Отмечу здесь, что не следует путать подразделение сущего на материю и дух (или идею) и проблему познания, занимающуюся соотношением между всем сущим вообще, включая идею и дух, и нашим восприятием его, и отражением в сознании. (Решение последней дано в главе 1).

Цель данной главы - вычленить из всего сущего с помощью определения понятие духа (а заодно и души), указать способ включения его в модели общественных процессов и в самом общем виде описать его взаимодействие с прочими параметрами этих моделей или иными словами описать его влияние на общественные процессы с одной стороны и на индивидуума, участвующего в этих процессах, с другой.

Я хочу напомнить здесь то, что отмечал уже в главе 1, а именно, что познание моделями хоть и включает в себя все научное познание, в том числе и тех времен, когда модельный подход как таковой не осознавался, однако не является единственно возможным.
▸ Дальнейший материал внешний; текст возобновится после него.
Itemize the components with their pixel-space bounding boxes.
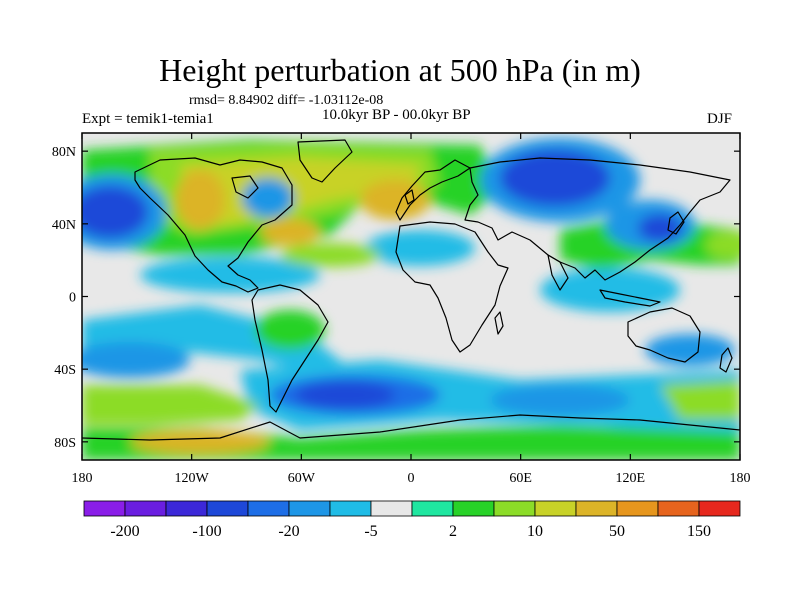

Другим способом познания является, например, искусство. Поскольку есть альтернативные виды познания, то уместно говорить об их сравнительных достоинствах и можно предположить, что для каждого вида есть своя сфера действительности, которой он наиболее адекватен. Очевидно, что в эмоциональной сфере духа и души искусство обладает несравненно большими возможностями передачи всех оттенков предмета, чем любая модель. Отличным тому примером служит для меня знаменитый дуалистический принцип Бубера ("Я и ты"). Методом философии, т. е. по сути, модельным методом, хотя и не без художественности стиля, Бубер отобразил определенную сферу действительности, тесно связанную с душой и духом. Но упомянутая сфера отражалась уже много, много раз и до него, но иными средствами, а именно искусством и прежде всего поэзией. И как по мне, несколько строк из Данте, Петрарки, Шекспира или Пушкина, ("Я помню чудное мгновенье, Передо мной явилась Ты...") гораздо лучше выражают суть дуалистического принципа, чем посвященная предмету и доставившая известность автору работа Бубера. Кстати, вышесказанное не уменьшает значимости его, как философа, в моих глазах, но упомянутое "Я и ты" очаровывает меня гораздо меньше других его работ.

Зачем я сделал вышеупомянутую оговорку? Прежде всего, чтобы показать, что адекватно определить понятия души и духа в рационалистической модели не легко. Затем, чтобы заявить заранее, что я не собираюсь соревноваться с искусством в исследовании души и духа во всех нюансах. В чем я да собираюсь соревноваться с искусством, осознавая при этом полное преимущество моего метода для предмета, это в установлении взаимосвязи и пропорций между явлениями души и духа и явлениями общественной жизни и жизни индивидуума.

Как уже сказано в главе 1, каждое определение не является хорошим или плохим само по себе. Оно является хорошим или плохим лишь для той задачи, для которой оно строится. Теперь, когда ясно, что именно я хочу исследовать, я могу позволить себе сформулировать определение духа.

Духом и душой я буду называть в дальнейшем эмоциональную привязанность человека к надличному. Определение не блещет излишней строгостью, но таков предмет. Для того же, чтобы было яснее, что я имею в виду (а также, чтобы "отделить" душу от духа) я буду вынужден пуститься в более или менее многословные объяснения.

Я буду называть душевными привязанности к конкретным людям: любимой женщине, детям (своим), родителям, друзьям, товарищам и даже более дальним, но все же конкретным, зримым, а не абстрактным людям вообще, и, наконец, к конкретным животным, местам и вещам.